Ce magistrat a rendu compte des plaidoiries dans le délibéré de la cour, composée de :
Michel Rispe, président de chambre
Caroline Bianconi-Dulin, conseillère
Valérie Georget, conseillère
Greffier lors des débats : Jeanne Pambo
ARRÊT :
— CONTRADICTOIRE
— rendu publiquement par mise à disposition de l’arrêt au greffe de la cour, les parties en ayant été préalablement avisées dans les conditions prévues au deuxième alinéa de l’article 450 du code de procédure civile.
— signé par Michel Rispe, président de chambre et par Jeanne Pambo, greffier, présent lors de la mise à disposition.

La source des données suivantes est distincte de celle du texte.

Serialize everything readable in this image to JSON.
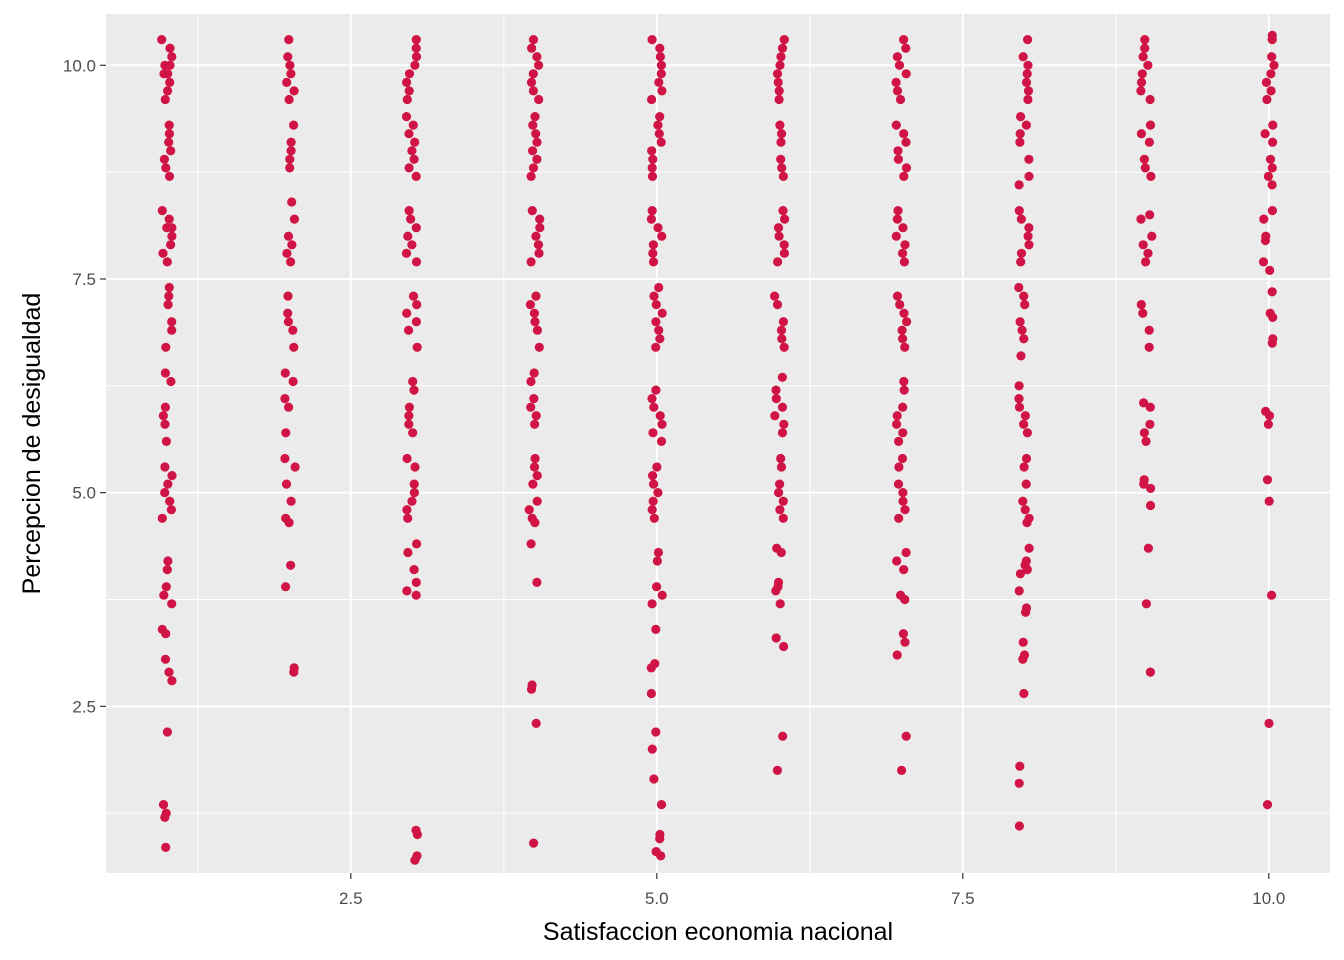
{
  "chart_data": {
    "type": "scatter",
    "title": "",
    "xlabel": "Satisfaccion economia nacional",
    "ylabel": "Percepcion de desigualdad",
    "xlim": [
      0.5,
      10.5
    ],
    "ylim": [
      0.55,
      10.6
    ],
    "xticks": [
      2.5,
      5.0,
      7.5,
      10.0
    ],
    "xtick_labels": [
      "2.5",
      "5.0",
      "7.5",
      "10.0"
    ],
    "yticks": [
      2.5,
      5.0,
      7.5,
      10.0
    ],
    "ytick_labels": [
      "2.5",
      "5.0",
      "7.5",
      "10.0"
    ],
    "grid": true,
    "legend": "none",
    "colors": {
      "points": "#d01446",
      "panel": "#ebebeb",
      "grid": "#ffffff"
    },
    "columns": [
      {
        "x": 1,
        "y": [
          10.3,
          10.1,
          10.0,
          9.9,
          9.8,
          9.7,
          9.6,
          10.2,
          10.0,
          9.9,
          9.3,
          9.1,
          9.0,
          8.9,
          8.8,
          8.7,
          9.2,
          8.3,
          8.2,
          8.1,
          8.0,
          7.9,
          7.8,
          7.7,
          8.1,
          7.4,
          7.3,
          7.2,
          7.0,
          6.9,
          6.7,
          6.4,
          6.3,
          6.0,
          5.9,
          5.8,
          5.6,
          5.3,
          5.2,
          5.1,
          4.9,
          4.8,
          4.7,
          5.0,
          4.2,
          4.1,
          3.9,
          3.8,
          3.7,
          3.4,
          3.35,
          3.05,
          2.9,
          2.8,
          2.2,
          1.35,
          1.25,
          1.2,
          0.85
        ]
      },
      {
        "x": 2,
        "y": [
          10.3,
          10.1,
          10.0,
          9.9,
          9.8,
          9.7,
          9.6,
          9.3,
          9.1,
          9.0,
          8.9,
          8.8,
          8.4,
          8.2,
          8.0,
          7.9,
          7.8,
          7.7,
          7.3,
          7.1,
          7.0,
          6.9,
          6.7,
          6.4,
          6.3,
          6.1,
          6.0,
          5.7,
          5.4,
          5.3,
          5.1,
          4.9,
          4.7,
          4.65,
          4.15,
          3.9,
          2.95,
          2.9
        ]
      },
      {
        "x": 3,
        "y": [
          10.3,
          10.2,
          10.1,
          10.0,
          9.9,
          9.8,
          9.7,
          9.6,
          9.4,
          9.3,
          9.2,
          9.1,
          9.0,
          8.9,
          8.8,
          8.7,
          8.3,
          8.2,
          8.1,
          8.0,
          7.9,
          7.8,
          7.7,
          7.3,
          7.2,
          7.1,
          7.0,
          6.9,
          6.7,
          6.3,
          6.2,
          6.0,
          5.9,
          5.8,
          5.7,
          5.4,
          5.3,
          5.1,
          5.0,
          4.9,
          4.8,
          4.7,
          4.4,
          4.3,
          4.1,
          3.95,
          3.85,
          3.8,
          1.05,
          1.0,
          0.75,
          0.7
        ]
      },
      {
        "x": 4,
        "y": [
          10.3,
          10.2,
          10.1,
          10.0,
          9.9,
          9.8,
          9.7,
          9.6,
          9.4,
          9.3,
          9.2,
          9.1,
          9.0,
          8.9,
          8.8,
          8.7,
          8.3,
          8.2,
          8.1,
          8.0,
          7.9,
          7.8,
          7.7,
          7.3,
          7.2,
          7.1,
          7.0,
          6.9,
          6.7,
          6.4,
          6.3,
          6.1,
          6.0,
          5.9,
          5.8,
          5.4,
          5.3,
          5.2,
          5.1,
          4.9,
          4.8,
          4.7,
          4.65,
          4.4,
          3.95,
          2.75,
          2.7,
          2.3,
          0.9
        ]
      },
      {
        "x": 5,
        "y": [
          10.3,
          10.2,
          10.1,
          10.0,
          9.9,
          9.8,
          9.7,
          9.6,
          9.4,
          9.3,
          9.2,
          9.1,
          9.0,
          8.9,
          8.8,
          8.7,
          8.3,
          8.2,
          8.1,
          8.0,
          7.9,
          7.8,
          7.7,
          7.4,
          7.3,
          7.2,
          7.1,
          7.0,
          6.9,
          6.8,
          6.7,
          6.2,
          6.1,
          6.0,
          5.9,
          5.8,
          5.7,
          5.6,
          5.3,
          5.2,
          5.1,
          5.0,
          4.9,
          4.8,
          4.7,
          4.3,
          4.2,
          3.9,
          3.8,
          3.7,
          3.4,
          3.0,
          2.95,
          2.65,
          2.2,
          2.0,
          1.65,
          1.35,
          1.0,
          0.95,
          0.8,
          0.75
        ]
      },
      {
        "x": 6,
        "y": [
          10.3,
          10.2,
          10.1,
          10.0,
          9.9,
          9.8,
          9.7,
          9.6,
          9.3,
          9.2,
          9.1,
          8.9,
          8.8,
          8.7,
          8.3,
          8.2,
          8.1,
          8.0,
          7.9,
          7.8,
          7.7,
          7.3,
          7.2,
          7.0,
          6.9,
          6.8,
          6.7,
          6.35,
          6.2,
          6.1,
          6.0,
          5.9,
          5.8,
          5.7,
          5.4,
          5.3,
          5.1,
          5.0,
          4.9,
          4.8,
          4.7,
          4.35,
          4.3,
          3.95,
          3.9,
          3.85,
          3.7,
          3.3,
          3.2,
          2.15,
          1.75
        ]
      },
      {
        "x": 7,
        "y": [
          10.3,
          10.2,
          10.1,
          10.0,
          9.9,
          9.8,
          9.7,
          9.6,
          9.3,
          9.2,
          9.1,
          9.0,
          8.9,
          8.8,
          8.7,
          8.3,
          8.2,
          8.1,
          8.0,
          7.9,
          7.8,
          7.7,
          7.3,
          7.2,
          7.1,
          7.0,
          6.9,
          6.8,
          6.7,
          6.3,
          6.2,
          6.0,
          5.9,
          5.8,
          5.7,
          5.6,
          5.4,
          5.3,
          5.1,
          5.0,
          4.9,
          4.8,
          4.7,
          4.3,
          4.2,
          4.1,
          3.8,
          3.75,
          3.35,
          3.25,
          3.1,
          2.15,
          1.75
        ]
      },
      {
        "x": 8,
        "y": [
          10.3,
          10.1,
          10.0,
          9.9,
          9.8,
          9.7,
          9.6,
          9.4,
          9.3,
          9.2,
          9.1,
          8.9,
          8.7,
          8.6,
          8.3,
          8.2,
          8.1,
          8.0,
          7.9,
          7.8,
          7.7,
          7.4,
          7.3,
          7.2,
          7.0,
          6.9,
          6.8,
          6.6,
          6.25,
          6.1,
          6.0,
          5.9,
          5.8,
          5.7,
          5.4,
          5.3,
          5.1,
          4.9,
          4.8,
          4.7,
          4.65,
          4.35,
          4.2,
          4.15,
          4.1,
          4.05,
          3.85,
          3.65,
          3.6,
          3.25,
          3.1,
          3.05,
          2.65,
          1.8,
          1.6,
          1.1
        ]
      },
      {
        "x": 9,
        "y": [
          10.3,
          10.2,
          10.1,
          10.0,
          9.9,
          9.8,
          9.7,
          9.6,
          9.3,
          9.2,
          9.1,
          8.9,
          8.8,
          8.7,
          8.25,
          8.2,
          8.0,
          7.9,
          7.8,
          7.7,
          7.2,
          7.1,
          6.9,
          6.7,
          6.05,
          6.0,
          5.8,
          5.7,
          5.6,
          5.15,
          5.1,
          5.05,
          4.85,
          4.35,
          3.7,
          2.9
        ]
      },
      {
        "x": 10,
        "y": [
          10.35,
          10.3,
          10.1,
          10.0,
          9.9,
          9.8,
          9.7,
          9.6,
          9.3,
          9.2,
          9.1,
          8.9,
          8.8,
          8.7,
          8.6,
          8.3,
          8.2,
          8.0,
          7.95,
          7.7,
          7.6,
          7.35,
          7.1,
          7.05,
          6.8,
          6.75,
          5.95,
          5.9,
          5.8,
          5.15,
          4.9,
          3.8,
          2.3,
          1.35
        ]
      }
    ]
  }
}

Soutenant que les modalités d’organisation de la réduction du temps de travail (RTT) décidées unilatéralement par la société Ubisoft France, qui a une activité de développement de jeux vidéo, n’étaient pas conformes à la convention collective, le syndicat Solidaires informatique a, par acte extrajudiciaire du 24 juillet 2024, fait assigner cette société devant le juge des référés du tribunal judiciaire de Bobigny aux fins de :
juger que la société Ubisoft [Localité 6] ne respecte pas la convention collective ;
interdire à la société Ubisoft [Localité 6] de limiter l’accumulation et l’utilisation des jours de RTT sur une période de trois mois ;
ordonner à la société Ubisoft [Localité 6] de respecter la convention collective Syntec et notamment l’accord de 1999 relatif à la durée du travail ;
ordonner à la société Ubisoft [Localité 6] de verser au syndicat Solidaires informatique une provision de 20 000 euros à titre de dommages et intérêts pour le préjudice subi du fait de la non-application de la convention collective.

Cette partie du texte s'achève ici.